In this new era of intolerance and fear, Americans are increasingly viewed as legitimate targets for profiling, monitoring, and investigation simply because they exercise their First Amendment rights to speech and assembly, as the RNC protesters did despite the best efforts of the FBI and the NYPD. We are now a nation of suspects rather than citizens.
The only remedy is to exercise our First Amendment rights to the fullest and refuse to be cowed by those who fear and hate dissent or disagreement, and to refuse to be frightened by officials who should be serving the public rather than intimidating it. Let’s hope that the FBI doesn’t make it a point to start knocking on our doors before we vote as well.
Rob Hunter (jrhunter@gmail.com) is a senior majoring in political science and philosophy.
Anonymous (September 22, 2004 @ 10:37am):
Hey Rob, if you want to be an extremist asshole and cause trouble at an event where terrorists are surely contemplating something worse, then you ought to know they're going to come and get you. Violent civil unrest is the only way liberal morons like you can get you message across.
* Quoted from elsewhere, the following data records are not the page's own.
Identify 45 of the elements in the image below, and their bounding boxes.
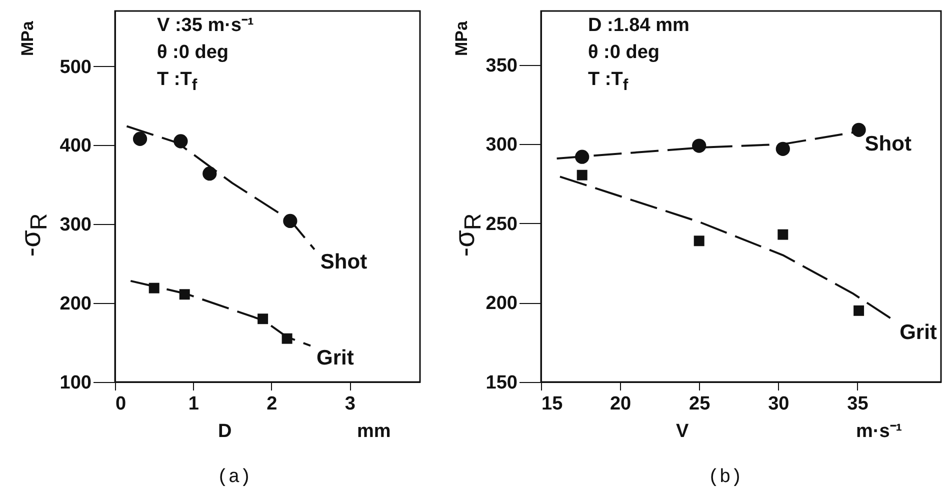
- y-tick-label: 300: [60, 214, 92, 236]
- line-series: [130, 280, 312, 347]
- point: [692, 138, 706, 153]
- text: m·s⁻¹: [856, 421, 902, 442]
- line-series: [126, 125, 316, 250]
- text: mm: [357, 421, 391, 442]
- text: (a): [217, 466, 252, 488]
- y-tick-label: 400: [60, 136, 92, 157]
- annotation: T :T$_{f}$: [588, 68, 628, 96]
- point: [852, 122, 866, 137]
- y-tick-label: 200: [60, 294, 92, 315]
- y-tick-label: 500: [60, 56, 92, 78]
- annotation: T :T$_{f}$: [157, 68, 198, 96]
- series-label: Grit: [316, 346, 354, 370]
- point: [854, 305, 864, 316]
- y-tick-label: 200: [486, 293, 518, 314]
- x-tick-label: 0: [116, 394, 126, 414]
- y-tick-label: 250: [486, 214, 518, 235]
- y-tick-label: 300: [486, 134, 518, 156]
- x-tick-label: 30: [768, 394, 790, 414]
- x-tick-label: 3: [344, 394, 356, 414]
- x-tick-label: 1: [188, 394, 200, 414]
- series-label: Grit: [900, 321, 937, 344]
- point: [576, 170, 588, 180]
- text: MPa: [452, 21, 471, 56]
- annotation: θ :0 deg: [157, 41, 229, 65]
- series-label: Shot: [320, 250, 368, 274]
- text: MPa: [18, 21, 37, 56]
- annotation: θ :0 deg: [588, 41, 660, 65]
- point: [778, 229, 788, 240]
- text: (b): [708, 466, 742, 488]
- x-tick-label: 25: [689, 394, 711, 414]
- x-axis-title: D: [218, 421, 232, 442]
- x-tick-label: 15: [542, 394, 564, 414]
- x-axis-title: V: [676, 421, 689, 442]
- x-tick-label: 20: [610, 394, 632, 414]
- y-tick-label: 350: [486, 55, 518, 76]
- y-tick-label: 100: [60, 372, 92, 394]
- annotation: D :1.84 mm: [588, 14, 690, 38]
- y-tick-label: 150: [486, 372, 518, 394]
- x-tick-label: 2: [266, 394, 278, 414]
- x-tick-label: 35: [847, 394, 869, 414]
- series-label: Shot: [864, 132, 912, 156]
- annotation: V :35 m·s⁻¹: [157, 14, 254, 38]
- point: [694, 236, 704, 246]
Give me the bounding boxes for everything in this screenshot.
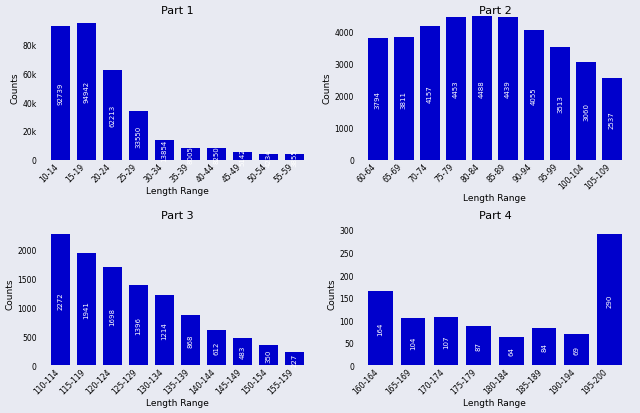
Text: 4439: 4439: [505, 81, 511, 98]
Text: 4055: 4055: [531, 87, 537, 104]
X-axis label: Length Range: Length Range: [146, 399, 209, 408]
Title: Part 2: Part 2: [479, 5, 511, 16]
Text: 3811: 3811: [401, 90, 407, 108]
Bar: [564, 335, 589, 366]
Text: 612: 612: [214, 341, 220, 355]
Bar: [259, 154, 278, 161]
Text: 62213: 62213: [109, 104, 116, 127]
Text: 483: 483: [239, 345, 246, 358]
Bar: [524, 31, 544, 161]
Text: 1214: 1214: [162, 322, 168, 339]
Bar: [207, 330, 227, 366]
Text: 1941: 1941: [84, 301, 90, 318]
Bar: [446, 18, 466, 161]
Bar: [550, 48, 570, 161]
Bar: [401, 319, 426, 366]
X-axis label: Length Range: Length Range: [463, 399, 526, 408]
Text: 87: 87: [476, 342, 481, 351]
Bar: [467, 326, 491, 366]
Text: 4453: 4453: [453, 81, 459, 98]
Text: 350: 350: [266, 349, 272, 362]
Bar: [233, 338, 252, 366]
Text: 104: 104: [410, 335, 416, 349]
Title: Part 1: Part 1: [161, 5, 194, 16]
Text: 94942: 94942: [84, 81, 90, 103]
Bar: [155, 296, 174, 366]
Title: Part 4: Part 4: [479, 211, 511, 221]
Y-axis label: Counts: Counts: [11, 73, 20, 104]
Text: 3060: 3060: [583, 102, 589, 121]
Text: 8250: 8250: [214, 146, 220, 164]
Text: 290: 290: [607, 294, 612, 307]
Bar: [394, 38, 413, 161]
Bar: [433, 317, 458, 366]
Bar: [368, 292, 392, 366]
Bar: [77, 254, 96, 366]
Text: 84: 84: [541, 342, 547, 351]
Bar: [499, 337, 524, 366]
Bar: [420, 27, 440, 161]
Bar: [207, 149, 227, 161]
Text: 5142: 5142: [239, 148, 246, 166]
Bar: [181, 149, 200, 161]
Text: 4157: 4157: [427, 85, 433, 103]
Bar: [597, 235, 621, 366]
Bar: [77, 24, 96, 161]
Bar: [129, 285, 148, 366]
Text: 2537: 2537: [609, 111, 615, 129]
Bar: [285, 155, 305, 161]
Text: 868: 868: [188, 334, 194, 347]
Text: 8005: 8005: [188, 146, 194, 164]
Bar: [51, 27, 70, 161]
Text: 3794: 3794: [375, 91, 381, 109]
Text: 227: 227: [292, 352, 298, 366]
Text: 1396: 1396: [136, 316, 141, 334]
Text: 13854: 13854: [162, 139, 168, 161]
Bar: [472, 17, 492, 161]
Text: 1698: 1698: [109, 308, 116, 325]
Bar: [602, 79, 621, 161]
Text: 69: 69: [573, 346, 580, 354]
Bar: [368, 39, 388, 161]
Y-axis label: Counts: Counts: [323, 73, 332, 104]
Text: 33550: 33550: [136, 125, 141, 147]
Bar: [155, 140, 174, 161]
Bar: [51, 235, 70, 366]
Bar: [233, 153, 252, 161]
X-axis label: Length Range: Length Range: [463, 193, 526, 202]
Title: Part 3: Part 3: [161, 211, 194, 221]
X-axis label: Length Range: Length Range: [146, 187, 209, 196]
Text: 2272: 2272: [58, 291, 63, 309]
Text: 3855: 3855: [292, 149, 298, 166]
Bar: [103, 71, 122, 161]
Bar: [576, 62, 596, 161]
Text: 92739: 92739: [58, 83, 63, 105]
Bar: [129, 112, 148, 161]
Text: 64: 64: [508, 347, 515, 356]
Y-axis label: Counts: Counts: [6, 278, 15, 309]
Bar: [532, 328, 556, 366]
Bar: [498, 18, 518, 161]
Bar: [181, 316, 200, 366]
Bar: [259, 345, 278, 366]
Y-axis label: Counts: Counts: [328, 278, 337, 309]
Text: 3513: 3513: [557, 95, 563, 113]
Text: 4234: 4234: [266, 149, 272, 166]
Bar: [103, 268, 122, 366]
Text: 4488: 4488: [479, 80, 485, 97]
Text: 107: 107: [443, 335, 449, 348]
Text: 164: 164: [378, 322, 383, 335]
Bar: [285, 352, 305, 366]
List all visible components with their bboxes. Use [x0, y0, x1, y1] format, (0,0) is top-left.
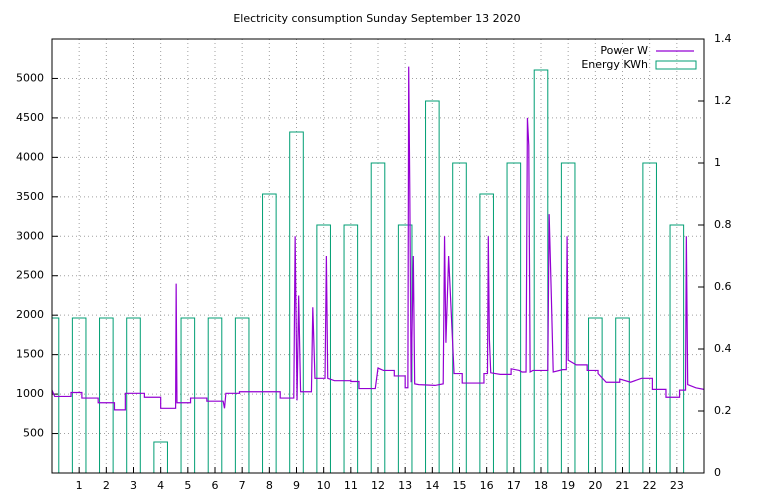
energy-box [234, 317, 250, 473]
energy-box [289, 131, 304, 473]
energy-box [425, 100, 440, 473]
x-tick-label: 13 [398, 479, 412, 492]
y-tick-label: 2500 [16, 269, 44, 282]
x-tick-label: 5 [184, 479, 191, 492]
energy-box [506, 162, 522, 473]
energy-box [370, 162, 386, 473]
y-tick-label: 2000 [16, 308, 44, 321]
energy-box [560, 162, 576, 473]
x-tick-label: 8 [266, 479, 273, 492]
energy-box [52, 317, 60, 473]
x-tick-label: 22 [643, 479, 657, 492]
x-tick-label: 10 [317, 479, 331, 492]
energy-box [262, 193, 277, 473]
x-tick-label: 9 [293, 479, 300, 492]
x-tick-label: 20 [588, 479, 602, 492]
power-line [52, 66, 704, 411]
y-tick-label: 1000 [16, 387, 44, 400]
x-tick-label: 19 [561, 479, 575, 492]
y-tick-label: 4000 [16, 150, 44, 163]
energy-box [479, 193, 494, 473]
energy-box [669, 224, 685, 473]
x-tick-label: 14 [425, 479, 439, 492]
x-tick-label: 17 [507, 479, 521, 492]
y2-tick-label: 1.2 [714, 94, 732, 107]
energy-box [452, 162, 467, 473]
y2-tick-label: 1 [714, 156, 721, 169]
energy-box [126, 317, 141, 473]
legend-swatch [655, 60, 697, 70]
y2-tick-label: 1.4 [714, 32, 732, 45]
y-tick-label: 3500 [16, 190, 44, 203]
plot-area [52, 66, 704, 473]
y2-tick-label: 0.4 [714, 342, 732, 355]
legend-label: Energy KWh [581, 58, 648, 71]
energy-box [99, 317, 114, 473]
y-tick-label: 1500 [16, 348, 44, 361]
energy-box [533, 69, 549, 473]
y2-tick-label: 0.6 [714, 280, 732, 293]
y2-tick-label: 0.2 [714, 404, 732, 417]
y2-tick-label: 0.8 [714, 218, 732, 231]
chart-title: Electricity consumption Sunday September… [233, 12, 520, 25]
x-tick-label: 16 [480, 479, 494, 492]
x-tick-label: 15 [453, 479, 467, 492]
legend-label: Power W [600, 44, 648, 57]
energy-box [642, 162, 657, 473]
x-tick-label: 1 [76, 479, 83, 492]
y-tick-label: 3000 [16, 229, 44, 242]
energy-box [588, 317, 603, 473]
x-tick-label: 7 [239, 479, 246, 492]
x-tick-label: 4 [157, 479, 164, 492]
x-tick-label: 12 [371, 479, 385, 492]
x-tick-label: 6 [212, 479, 219, 492]
energy-box [343, 224, 359, 473]
y2-tick-label: 0 [714, 466, 721, 479]
energy-box [316, 224, 331, 473]
x-tick-label: 23 [670, 479, 684, 492]
energy-box [153, 441, 168, 473]
x-tick-label: 11 [344, 479, 358, 492]
energy-box [207, 317, 223, 473]
y-tick-label: 4500 [16, 111, 44, 124]
y-tick-label: 500 [23, 427, 44, 440]
plot-border [51, 38, 705, 474]
energy-box [180, 317, 196, 473]
x-tick-label: 18 [534, 479, 548, 492]
energy-box [615, 317, 630, 473]
x-tick-label: 2 [103, 479, 110, 492]
x-tick-label: 21 [616, 479, 630, 492]
energy-box [71, 317, 87, 473]
x-tick-label: 3 [130, 479, 137, 492]
y-tick-label: 5000 [16, 71, 44, 84]
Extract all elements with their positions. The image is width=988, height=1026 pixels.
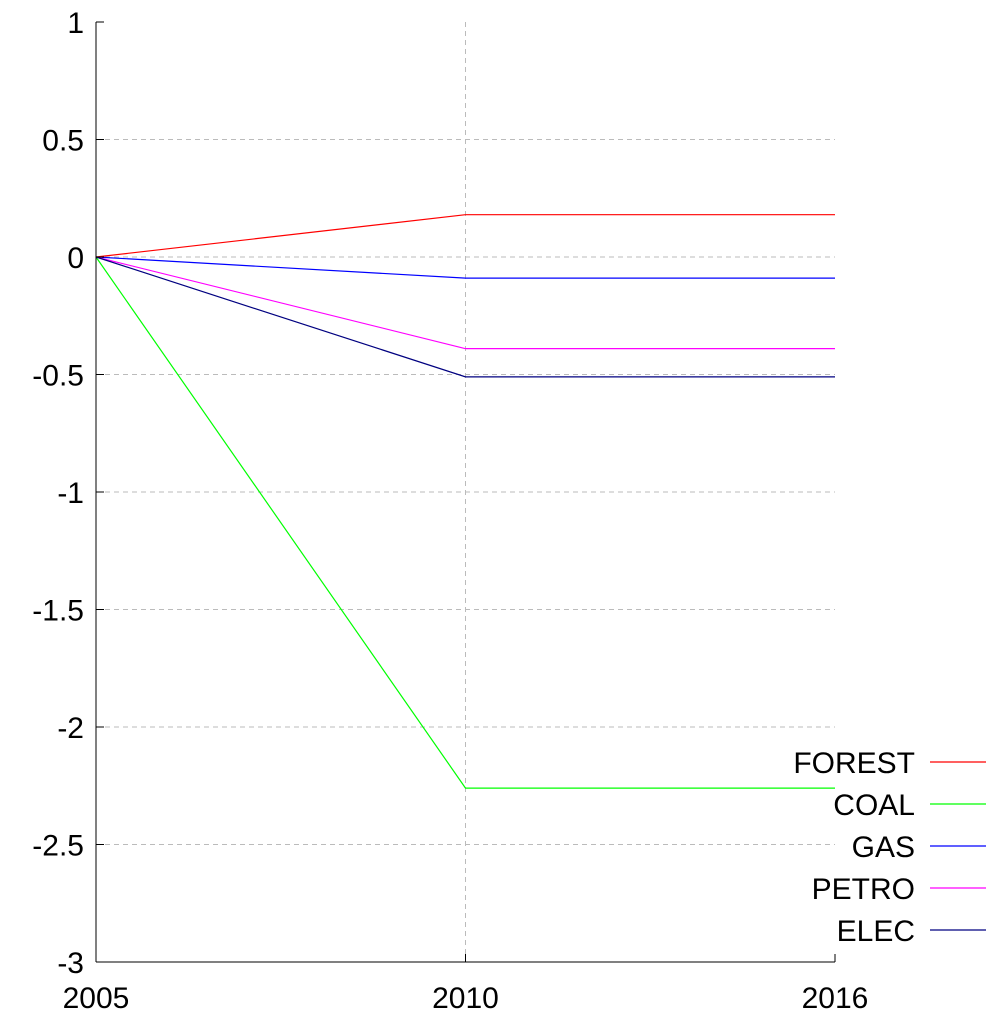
y-tick-label: 1	[67, 7, 84, 40]
y-tick-label: 0	[67, 242, 84, 275]
y-tick-label: -3	[57, 947, 84, 980]
series-line-petro	[95, 256, 835, 350]
series-line-forest	[95, 214, 835, 258]
y-tick-label: -2.5	[32, 830, 84, 863]
series-lines	[95, 214, 835, 789]
series-line-elec	[95, 256, 835, 378]
legend-label-coal: COAL	[833, 789, 915, 822]
x-tick-label: 2010	[432, 982, 499, 1015]
y-tick-label: -2	[57, 712, 84, 745]
y-tick-label: -1	[57, 477, 84, 510]
series-line-gas	[95, 256, 835, 279]
y-tick-label: 0.5	[42, 125, 84, 158]
legend-label-petro: PETRO	[812, 873, 915, 906]
legend-label-forest: FOREST	[793, 747, 915, 780]
series-line-coal	[95, 256, 835, 789]
y-tick-label: -0.5	[32, 360, 84, 393]
legend-label-gas: GAS	[852, 831, 915, 864]
y-tick-label: -1.5	[32, 595, 84, 628]
legend-label-elec: ELEC	[837, 915, 915, 948]
x-tick-label: 2016	[802, 982, 869, 1015]
x-tick-label: 2005	[63, 982, 130, 1015]
grid	[96, 22, 835, 962]
legend: FOREST COAL GAS PETRO ELEC	[793, 747, 986, 948]
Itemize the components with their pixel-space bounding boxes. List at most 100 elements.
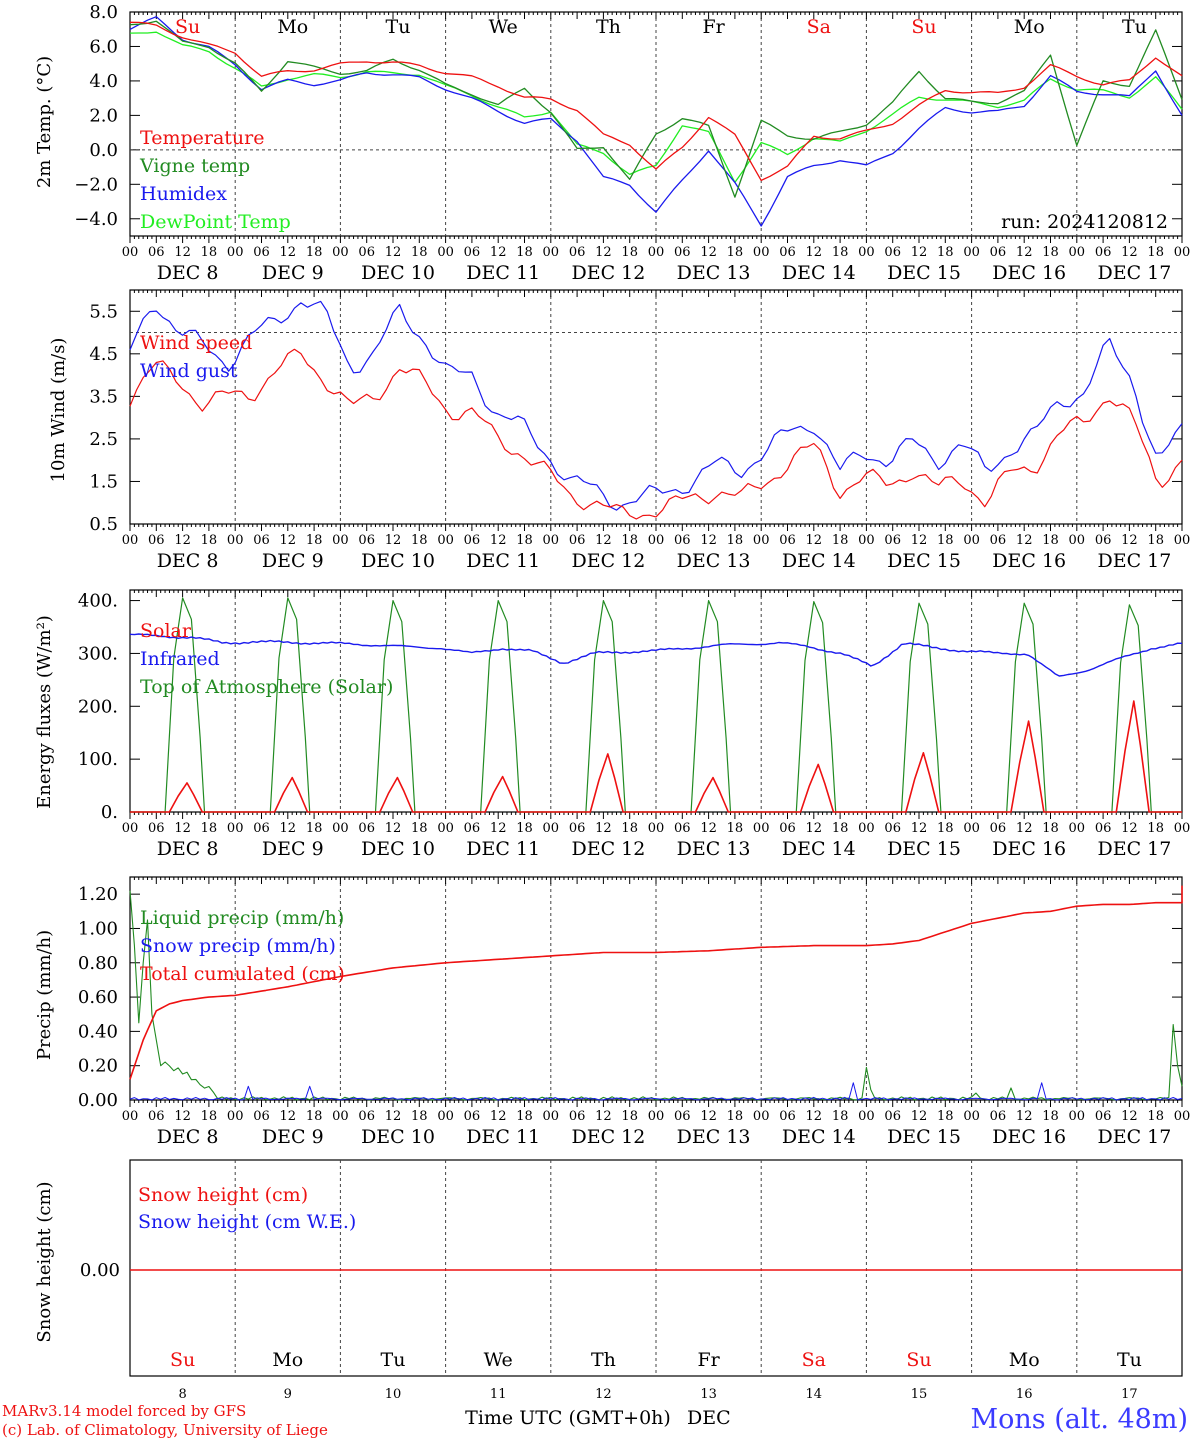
hour-tick-label: 06: [464, 533, 481, 548]
hour-tick-label: 06: [674, 533, 691, 548]
hour-tick-label: 06: [674, 821, 691, 836]
hour-tick-label: 00: [543, 245, 560, 260]
hour-tick-label: 12: [490, 1109, 507, 1124]
y-tick-label: 0.0: [89, 140, 118, 161]
date-label: DEC 13: [677, 1126, 751, 1148]
hour-tick-label: 12: [280, 821, 297, 836]
weekday-label: Su: [175, 16, 200, 38]
y-tick-label: 4.0: [89, 71, 118, 92]
y-tick-label: 0.60: [78, 987, 118, 1008]
hour-tick-label: 00: [1174, 1109, 1191, 1124]
hour-tick-label: 18: [516, 821, 533, 836]
hour-tick-label: 06: [253, 821, 270, 836]
snow-ylabel: Snow height (cm): [34, 1181, 55, 1342]
weekday-label: Th: [596, 16, 621, 38]
weekday-label: Tu: [381, 1349, 406, 1371]
y-tick-label: 4.5: [89, 344, 118, 365]
hour-tick-label: 00: [648, 245, 665, 260]
hour-tick-label: 00: [122, 1109, 139, 1124]
date-number-label: 8: [178, 1387, 186, 1402]
hour-tick-label: 00: [963, 245, 980, 260]
hour-tick-label: 12: [806, 821, 823, 836]
hour-tick-label: 18: [201, 1109, 218, 1124]
hour-tick-label: 06: [569, 1109, 586, 1124]
hour-tick-label: 00: [648, 821, 665, 836]
hour-tick-label: 00: [963, 1109, 980, 1124]
weekday-label: Tu: [386, 16, 411, 38]
hour-tick-label: 00: [437, 1109, 454, 1124]
hour-tick-label: 12: [490, 533, 507, 548]
series-wind-gust: [129, 300, 1183, 511]
date-label: DEC 9: [262, 262, 324, 284]
hour-tick-label: 00: [437, 821, 454, 836]
panel-temperature: 00 06 12 18 DEC 8 00 06 12 18 DEC 9 00 06 12 18 DEC 10…: [34, 2, 1190, 284]
hour-tick-label: 12: [280, 245, 297, 260]
hour-tick-label: 06: [1095, 1109, 1112, 1124]
hour-tick-label: 18: [1147, 533, 1164, 548]
hour-tick-label: 00: [437, 245, 454, 260]
hour-tick-label: 18: [937, 821, 954, 836]
hour-tick-label: 12: [385, 821, 402, 836]
date-label: DEC 11: [466, 1126, 540, 1148]
date-label: DEC 12: [571, 262, 645, 284]
hour-tick-label: 00: [227, 1109, 244, 1124]
energy-ylabel: Energy fluxes (W/m²): [34, 615, 55, 809]
hour-tick-label: 06: [779, 533, 796, 548]
date-number-label: 17: [1121, 1387, 1138, 1402]
date-label: DEC 17: [1097, 838, 1171, 860]
hour-tick-label: 18: [832, 533, 849, 548]
hour-tick-label: 06: [253, 533, 270, 548]
temperature-ylabel: 2m Temp. (°C): [34, 56, 55, 188]
y-tick-label: 0.: [101, 802, 118, 823]
y-tick-label: 0.00: [78, 1090, 118, 1111]
hour-tick-label: 00: [227, 245, 244, 260]
series-total-cumulated: [129, 885, 1183, 1080]
date-number-label: 10: [385, 1387, 402, 1402]
panel-snow: 0.00 Su 8 Mo 9 Tu 10 We 11 Th 12 Fr 13 Sa 14 Su 15 Mo 16 Tu…: [34, 1159, 1183, 1402]
hour-tick-label: 00: [1174, 533, 1191, 548]
hour-tick-label: 06: [569, 533, 586, 548]
hour-tick-label: 06: [148, 1109, 165, 1124]
series-wind-speed: [129, 348, 1183, 520]
legend-liquid-precip: Liquid precip (mm/h): [140, 907, 344, 929]
date-number-label: 15: [911, 1387, 928, 1402]
hour-tick-label: 00: [753, 1109, 770, 1124]
hour-tick-label: 06: [1095, 533, 1112, 548]
hour-tick-label: 18: [1042, 1109, 1059, 1124]
hour-tick-label: 00: [1069, 245, 1086, 260]
hour-tick-label: 18: [727, 1109, 744, 1124]
hour-tick-label: 00: [332, 245, 349, 260]
y-tick-label: 8.0: [89, 2, 118, 23]
model-credit: MARv3.14 model forced by GFS: [2, 1402, 246, 1420]
hour-tick-label: 18: [306, 245, 323, 260]
date-label: DEC 16: [992, 838, 1066, 860]
hour-tick-label: 06: [358, 1109, 375, 1124]
hour-tick-label: 06: [884, 821, 901, 836]
lab-credit: (c) Lab. of Climatology, University of L…: [2, 1421, 328, 1439]
hour-tick-label: 06: [990, 533, 1007, 548]
date-number-label: 11: [490, 1387, 507, 1402]
hour-tick-label: 06: [358, 533, 375, 548]
weekday-label: We: [484, 1349, 513, 1371]
hour-tick-label: 18: [1042, 245, 1059, 260]
hour-tick-label: 18: [306, 533, 323, 548]
hour-tick-label: 06: [464, 821, 481, 836]
hour-tick-label: 00: [753, 533, 770, 548]
hour-tick-label: 18: [411, 821, 428, 836]
series-humidex: [129, 16, 1183, 227]
hour-tick-label: 06: [884, 245, 901, 260]
hour-tick-label: 12: [595, 533, 612, 548]
hour-tick-label: 00: [332, 533, 349, 548]
date-label: DEC 12: [571, 550, 645, 572]
hour-tick-label: 12: [911, 1109, 928, 1124]
legend-infrared: Infrared: [140, 648, 220, 670]
weekday-label: Su: [911, 16, 936, 38]
hour-tick-label: 12: [1121, 1109, 1138, 1124]
date-label: DEC 15: [887, 262, 961, 284]
legend-snow-height-we: Snow height (cm W.E.): [138, 1211, 356, 1233]
hour-tick-label: 06: [358, 245, 375, 260]
hour-tick-label: 18: [937, 533, 954, 548]
hour-tick-label: 12: [595, 245, 612, 260]
hour-tick-label: 06: [779, 245, 796, 260]
hour-tick-label: 12: [595, 821, 612, 836]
Don't you think it's a little harder for the security on hand to watch for suicide bombers in the crowds when the crowds are much bigger and denser? It would be the simplest way for a suicide bomber to get in close: just weave his/her way through the crowd as far as they can get and...BOOM!!
Honestly, Rob, would you really to be in that crowd? And if you got hurt, wouldn't it change the way you feel about terrorists? Would it also change the way you feel about participating in civil disturbances?
One last thing: I'm really glad that the police are so rough on protesters these days. I'm sick and tired of they're pushing and shoving their way down the street, doing everything they can to provoke the police just so they cry "Police brutality! Fascists!".
Anonymous (September 22, 2004 @ 11:46am):
Wow, Anonymous, this is Rob Deters, who for some reason isn't registered to add comments, and doesn't feel the need to register right now.
The whole point of a free society is a balancing test between rights and restraints. Obviously you have no conception of that balancing test and would favor the government every time because we know, those damn terrorists are right around the....wait, where are they?
I'm not a pie in the sky idealist who thinks terrorists can't strike, but chilling political speech because they could is exactly the problem here.
Potentially, a terrorist could strike in your home RIGHT NOW, so why dont' I send a cop down there to stand in your doorway? Or next to your bed? Or in bed with you!
Come on! This terrorist fear mongering is the first and last argument of the empty right.
Get a clue, get an argument, get with reality.
Anonymous (September 22, 2004 @ 1:23pm):
Why didn't those protestors simply state their case in Boston a month earlier? Everyone has the right to free speech - I'm not going to argue that point - but protesting at the convention in NYC seems a bit inflammatory. If there were conservatives using fake credentials at the Democratic Convention to get in and cause a stir, we'd still be hearing about it. Conservatives allowed the DNC to do their thing - although I must admit I chuckled when Kerry got booed at Fenway when he threw out the first pitch in his home state - why could liberals not afford the RNC the same luxury?
I'm done babbling - for now...
Livin' life in the WB
Anonymous (September 22, 2004 @ 3:18pm):
The DNC kept protestors out of site in a nice cage with a razor wire top, to keep them safe from the police no doubt.